Alaska is widely considered to be nothing more than frozen wilderness to many living in the continental US, but the state is home to a thriving local economy, incredibly beautiful scenery, and one of the most unique and breathtaking landscapes on earth. While working as a travelling nurse, you may see postings or receive offers to work in Anchorage, AK.
The Local Community and Economy in Anchorage
No, Alaska is not just barren, frozen wilderness. Anchorage is home to nearly 300,000 people. The estimated median household income for 2017 was more than $79,000, and the estimated per capita income was just under $38,000.
One of the most pressing questions people expecting to visit Alaska are likely to have is, “just how cold is it in Alaska?” Winter weather can indeed feel punishing with low temperatures dipping below zero frequently between November and March, but the coldest day of the year in Anchorage is typically between 13 degrees and 23 degrees, which isn’t much colder than the lowest lows in the states of the continental US. High temperatures throughout the year in Anchorage reach their peak in mid July, with an average high of 68 degrees and an average low of 55 degrees.
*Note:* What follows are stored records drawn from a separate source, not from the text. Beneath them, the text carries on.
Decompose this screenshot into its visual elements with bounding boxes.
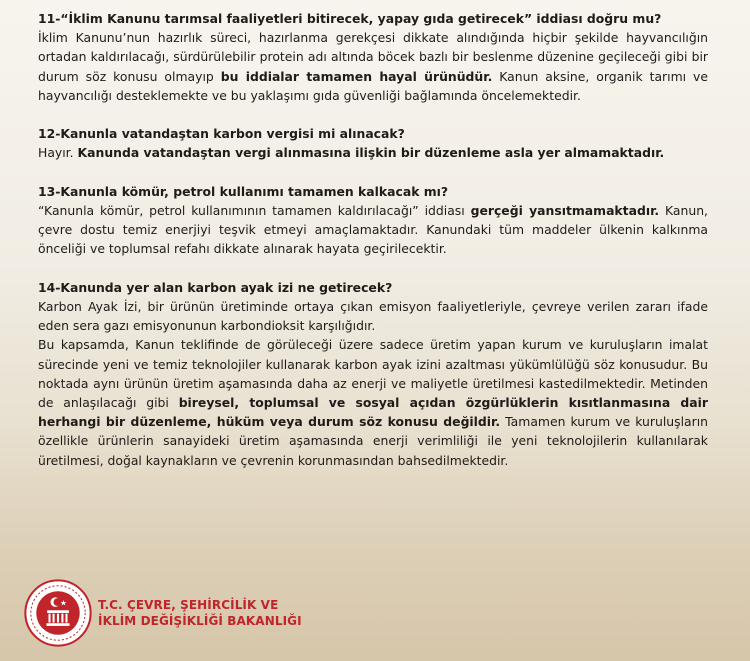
faq-content [38,9,708,470]
answer-text: Karbon Ayak İzi, bir ürünün üretiminde ortaya çıkan emisyon faaliyetleriyle, çevreye verilen zararı ifade eden sera gazı emisyonunun karbondioksit karşılığıdır. [38,299,708,334]
answer-emphasis-text: bu iddialar tamamen hayal ürünüdür. [220,68,493,84]
faq-question: 12-Kanunla vatandaştan karbon vergisi mi alınacak? [38,126,405,142]
answer-text: “Kanunla kömür, petrol kullanımının tamamen kaldırılacağı” iddiası [38,203,471,218]
ministry-name-line1: T.C. ÇEVRE, ŞEHİRCİLİK VE [98,598,279,612]
answer-text: Kanun, çevre dostu temiz enerjiyi teşvik etmeyi amaçlamaktadır. Kanundaki tüm maddeler ülkenin kalkınma önceliği ve toplumsal refahı dikkate alınarak hayata geçirilecektir. [38,203,708,257]
faq-section [38,9,708,105]
faq-section [38,182,708,259]
ministry-name-line2: İKLİM DEĞİŞİKLİĞİ BAKANLIĞI [98,614,302,628]
faq-answer-paragraph [38,335,708,469]
answer-text: Hayır. [38,145,78,161]
ministry-emblem-icon [24,579,92,647]
answer-emphasis-text: bireysel, toplumsal ve sosyal açıdan özgürlüklerin kısıtlanmasına dair herhangi bir düzenleme, hüküm veya durum söz konusu değildir. [38,395,708,430]
faq-answer-paragraph [38,297,708,335]
faq-question: 13-Kanunla kömür, petrol kullanımı tamamen kalkacak mı? [38,183,449,199]
faq-answer-paragraph [38,201,708,259]
ministry-footer [24,578,302,648]
section-spacer [38,259,708,278]
faq-section [38,278,708,470]
answer-text: Tamamen kurum ve kuruluşların özellikle ürünlerin sanayideki üretim aşamasında enerji verimliliği ile yeni teknolojilerin kullanılarak üretilmesi, doğal kaynakların ve çevrenin korunmasından bahsedilmektedir. [38,414,708,468]
faq-section [38,124,708,162]
answer-text: Kanun aksine, organik tarımı ve hayvancılığı desteklemekte ve bu yaklaşımı gıda güvenliği bağlamında öncelemektedir. [38,68,708,103]
answer-text: Bu kapsamda, Kanun teklifinde de görüleceği üzere sadece üretim yapan kurum ve kuruluşların imalat sürecinde yeni ve temiz teknolojiler kullanarak karbon ayak izini azaltması yükümlülüğü söz konusudur. Bu noktada aynı ürünün üretim aşamasında daha az enerji ve maliyetle üretilmesi kastedilmektedir. Metinden de anlaşılacağı gibi [38,337,708,411]
answer-emphasis-text: gerçeği yansıtmamaktadır. [470,203,660,218]
answer-emphasis-text: Kanunda vatandaştan vergi alınmasına ilişkin bir düzenleme asla yer almamaktadır. [77,145,665,161]
faq-answer-paragraph [38,28,708,105]
ministry-name [98,597,302,629]
section-spacer [38,163,708,182]
section-spacer [38,105,708,124]
faq-question: 14-Kanunda yer alan karbon ayak izi ne getirecek? [38,279,393,295]
faq-answer-paragraph [38,143,708,162]
answer-text: İklim Kanunu’nun hazırlık süreci, hazırlanma gerekçesi dikkate alındığında hiçbir şekilde hayvancılığın ortadan kaldırılacağı, sürdürülebilir protein adı altında böcek bazlı bir beslenme düzenine geçileceği gibi bir durum söz konusu olmayıp [38,30,708,84]
faq-question: 11-“İklim Kanunu tarımsal faaliyetleri bitirecek, yapay gıda getirecek” iddiası doğru mu? [38,11,662,26]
Snow and Sunlight in Anchorage
Yes, Alaska is very snowy. The snowy season extends from early October through early April, and the most snow falls around mid-December. Most days during this period will experience up to two inches of snow. Commonly called “the Land of the Midnight Sun,” Alaska’s position to the extreme north causes daylight hours to fluctuate dramatically throughout the year, from nearly 20 hours of sunlight during the middle of the summer to less than five hours of sunlight in mid-winter.
Anchorage is an incredibly beautiful place where you can see wild moose, walk on a glacier, and sample fantastic foods all in one day. If you have the opportunity to work in Anchorage during the summer, you won’t have to worry about excessive cold, but it may take some getting used to the long daylight hours.